After getting the tools working, the rest is a bit magical. I followed the GNOME Bazaar instructions and branched Mango trunk locally in a django branch. A bzr push svn+ssh://svn.gnome.org/mango/trunk would be enough to push it back to GNOME (you need to specify the push URL once). However, I wanted a branch in SVN. The push command currently (?) will not create new branches, but there is a svn-push which does.
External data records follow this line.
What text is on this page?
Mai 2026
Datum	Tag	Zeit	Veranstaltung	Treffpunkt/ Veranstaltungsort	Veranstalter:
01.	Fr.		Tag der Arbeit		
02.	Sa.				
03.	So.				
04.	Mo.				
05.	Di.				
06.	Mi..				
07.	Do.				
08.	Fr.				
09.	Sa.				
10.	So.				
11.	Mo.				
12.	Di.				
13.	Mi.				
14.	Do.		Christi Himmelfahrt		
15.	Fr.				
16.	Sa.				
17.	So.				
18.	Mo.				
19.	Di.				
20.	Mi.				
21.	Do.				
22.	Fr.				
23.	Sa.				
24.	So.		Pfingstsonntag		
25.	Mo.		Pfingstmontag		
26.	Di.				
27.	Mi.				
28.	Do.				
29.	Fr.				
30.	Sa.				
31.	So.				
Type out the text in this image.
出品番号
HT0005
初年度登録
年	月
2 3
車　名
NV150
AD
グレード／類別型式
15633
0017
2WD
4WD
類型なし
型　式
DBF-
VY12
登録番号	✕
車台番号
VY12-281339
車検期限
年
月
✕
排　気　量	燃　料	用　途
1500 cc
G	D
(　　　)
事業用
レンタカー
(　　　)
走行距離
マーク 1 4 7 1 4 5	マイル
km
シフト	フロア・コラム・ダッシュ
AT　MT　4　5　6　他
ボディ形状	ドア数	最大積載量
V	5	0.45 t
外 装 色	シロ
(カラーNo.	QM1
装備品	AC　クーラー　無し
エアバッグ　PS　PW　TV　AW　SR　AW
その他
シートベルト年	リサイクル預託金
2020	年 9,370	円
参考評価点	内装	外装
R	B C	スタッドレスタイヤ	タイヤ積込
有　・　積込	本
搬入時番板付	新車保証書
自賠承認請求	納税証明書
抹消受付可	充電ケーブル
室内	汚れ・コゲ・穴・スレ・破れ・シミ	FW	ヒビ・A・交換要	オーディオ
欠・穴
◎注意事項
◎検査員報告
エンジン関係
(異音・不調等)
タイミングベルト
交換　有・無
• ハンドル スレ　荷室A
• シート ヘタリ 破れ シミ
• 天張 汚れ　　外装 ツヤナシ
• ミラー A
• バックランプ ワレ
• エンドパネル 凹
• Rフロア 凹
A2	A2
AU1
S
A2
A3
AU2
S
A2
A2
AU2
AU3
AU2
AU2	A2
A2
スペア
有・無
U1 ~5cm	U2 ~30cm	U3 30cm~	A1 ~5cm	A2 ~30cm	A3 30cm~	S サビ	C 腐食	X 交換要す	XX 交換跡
The command I used to create the new ‘upstream’ branch was:

$ bzr svn-push svn+ssh://svn.gnome.org/svn/mango/branches/django

The result from svn-commits-list:

Author: ovitters
Date: Sat Jun 21 17:58:09 2008
New Revision: 205
URL: http://svn.gnome.org/viewvc/mango?rev=205&view=rev

Log:
        Try and port the mess to Python using the Django framework.
        * .bzrignore: Ignore the django directory.
        * mango/manage.py: Standard Django script to manage the Django
        project.
                * mango/models.py: Describes the Database (needs a bit of work).
        * mango/settings.py: Django settings and the config.xml file.
        * mango/urls.py: Maps URLs to functions which will be called.
        * mango/views.py: Handles turning an http request into an http
        response (application/xml).

Added:
   branches/django/   (props changed)
      - copied from r204, /trunk/
   branches/django/.bzrignore
   branches/django/mango/
   branches/django/mango/manage.py   (contents, props changed)
   branches/django/mango/models.py
   branches/django/mango/settings.py
   branches/django/mango/urls.py
   branches/django/mango/views.py
Modified:
   branches/django/ChangeLog

From above email it is clear it copied (branched) the trunk and not just put new files into that Django branch. The resulting test Django installation works pretty similar as the current PHP Mango version:

Oh, and some way too early screenshots:
Current trunk (PHP)
Mango PHP trunk



Django branch
Mango Django branch

It seems nice, but that is just because I am sharing the XSLT templates. It doesn’t do anything useful yet. For instance, you can clearly see the missing ‘tabs’ and that it doesn’t filter the account requests. A Django LDAP model would also be nice (has a really nice abstraction for models), but was designed with database in mind unfortunately.

Subversion 1.5

June 20th, 2008

SUbversion 1.5.0 has been released. I plan to upgrade svn.gnome.org when 1.5.1 is released. See the announcement for full 1.5 details. Things I like are:

  • Merge tracking

    There are still a few known issues with this. This is why I want to wait until 1.5.1.
  • Sparse checkouts
  • Relative URLs in svn:externals

    Allows stuff like /svn/someotherproject/trunk. Avoids the http vs svn+ssh.
  • Memory leak fixed

    There was a memory leak which caused problems for bzr-svn and others.

SVN dump+reload script?
I still have to dump/reload all GNOME repositories for the server to use the SVN 1.4 repos format. I’d appreciate if someone has a smart script for this to minimize any downtime (by doing the dump+reload in two stages, first stage dump+reload, 2nd stage disables permissions, dumps+reloads any commits done during the 1st stage, then moves over the 1.4 SVN in place, lastly enabling access again.. this per repository).